To our knowledge, this is the first attempt to study the morphometric changes of the palatal vault in AOB growing subjects after two different early therapeutic protocols (RME/BB and QH/C) compared with an untreated AOB CG by using GMM.

According to Laganà et al. [19], our study group was composed by AOB subjects without distinguishing the dentoalveolar or skeletal etiological nature of the malocclusion.

The initial AOBG was divided into two subgroups according to the treatment strategy adopted: subjects with skeletal OB were treated by RME/BB, subjects with dentoalveolar AOB were treated by QH/C. Then a CG, that matched the AOBG for chronologic age, malocclusion and skeletal maturation, was collected.

As suggested by Paoloni et al. [30], the palatal vault, analysed through the means of GMM, was assessed up to the gingival margin in order to eliminate the influence of dental inclination and position on the alveolar bone.

This investigation showed that RME/BBg when compared with QH/Cg at T2 had no statistically significant differences. This result may be explained because every treatment strategy, chosen for each patient, was the proper one to correct the AOB malocclusion. Therefore, a correct occlusion was obtained because the etiological factor was removed.

The results of this study showed that at the end of active therapy (T2) the RME/BBg presented a palatal vault more expanded and less deep than the CG.

These findings agree partially with the ones present in literature on patients with maxillary constriction [40,41,42,43,44] and confirm that RME significantly increases transversal dimensions of the palatal vault.

However, to our knowledge, no study associated the RME to a decrease in the palatal depth. On the contrary, Bruder C. et al. [44] demonstrated that maxillary constricted patients treated by RME have no vertical alteration of the palate. This result is in contrast with the one of our study. The difference is in the treatment protocol. Our AOB patients were treated with RME and BB that controlled the vertical dimension reducing the extrusion of maxillary and mandibular molars and applying an intrusive force on the teeth and consequently on the bones [13].

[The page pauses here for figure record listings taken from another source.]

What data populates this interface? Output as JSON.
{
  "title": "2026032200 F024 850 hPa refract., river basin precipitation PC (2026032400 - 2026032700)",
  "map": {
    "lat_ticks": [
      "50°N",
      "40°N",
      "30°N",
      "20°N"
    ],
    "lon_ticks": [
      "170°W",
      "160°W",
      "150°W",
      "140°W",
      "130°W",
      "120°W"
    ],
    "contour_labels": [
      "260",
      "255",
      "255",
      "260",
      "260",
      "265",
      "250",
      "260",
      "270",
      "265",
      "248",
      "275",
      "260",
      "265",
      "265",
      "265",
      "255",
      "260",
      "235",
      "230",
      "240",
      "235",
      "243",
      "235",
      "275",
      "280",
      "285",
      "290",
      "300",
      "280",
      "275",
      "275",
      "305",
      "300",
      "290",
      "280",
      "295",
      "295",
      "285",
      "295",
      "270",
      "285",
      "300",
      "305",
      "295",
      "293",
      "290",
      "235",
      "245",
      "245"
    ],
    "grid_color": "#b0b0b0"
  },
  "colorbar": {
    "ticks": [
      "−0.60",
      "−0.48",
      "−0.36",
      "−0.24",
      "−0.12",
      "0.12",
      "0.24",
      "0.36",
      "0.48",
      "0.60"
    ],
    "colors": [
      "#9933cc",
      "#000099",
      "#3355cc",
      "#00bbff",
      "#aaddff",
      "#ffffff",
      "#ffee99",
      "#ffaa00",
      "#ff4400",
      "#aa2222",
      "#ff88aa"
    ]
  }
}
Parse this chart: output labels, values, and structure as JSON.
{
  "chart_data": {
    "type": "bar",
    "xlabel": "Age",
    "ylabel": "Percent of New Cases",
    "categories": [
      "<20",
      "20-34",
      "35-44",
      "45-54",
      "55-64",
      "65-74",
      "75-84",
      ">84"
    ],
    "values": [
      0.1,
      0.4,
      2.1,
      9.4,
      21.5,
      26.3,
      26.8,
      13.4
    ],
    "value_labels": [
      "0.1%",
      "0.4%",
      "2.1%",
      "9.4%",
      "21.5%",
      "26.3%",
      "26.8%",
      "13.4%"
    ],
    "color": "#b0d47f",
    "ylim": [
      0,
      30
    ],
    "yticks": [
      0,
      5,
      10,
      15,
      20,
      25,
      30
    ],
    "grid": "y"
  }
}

When comparing QH/Cg vs. CG, the GMM analysis showed significant differences in the morphometric shape of the palatal vaults. QH/Cg was slightly expanded than CG ones, while there were no variations in maxillary depth. The entity of the transverse expansion was inferior to the one obtained by RME/BB therapy. This result agrees with several studies [27, 45,46,−47] that demonstrated the transversal variation obtained by the use of the quad-helix in growing patients.

Mucedero et al. [9] showed also that the QH/C protocol produced a clinically significant downward rotation of the palatal plane evaluated on the lateral cephalometric radiographs. Meanwhile, our study showed no 3D morphological variation in vertical and sagittal direction of the palatal vault in QH/Cg vs. CG because the QH/C induced a bodily downward rotation of the maxilla with no evidence in the GMM.

Our results demonstrated the correlation between palatal morphology and AOB malocclusion and highlighted the clinical need to manage AOB early in growing subjects by treating maxillary constriction in order to obtain an easier resolution of the malocclusion [9,10,11,12,13].

Conclusions

  • GMM is a helpful way to visually represent and depict palatal vault changes in growing patients with AOB malocclusion after early treatment.

  • RME/BBg showed significant changes in the transversal and vertical dimensions with a clear maxillary expansion and a decrease of the palatal depth when compared with QH/Cg and CG.

  • In RME/BBg, the decrease of the palatal depth contributed to AOB correction and was influenced by the use of BB.

  • QH/Cg showed significant changes only in the transverse dimension with a slight maxillary expansion and no variation in vertical and sagittal planes when compared with CG.

  • QH/C induced a bodily downward rotation of the maxilla which contributed to AOB correction.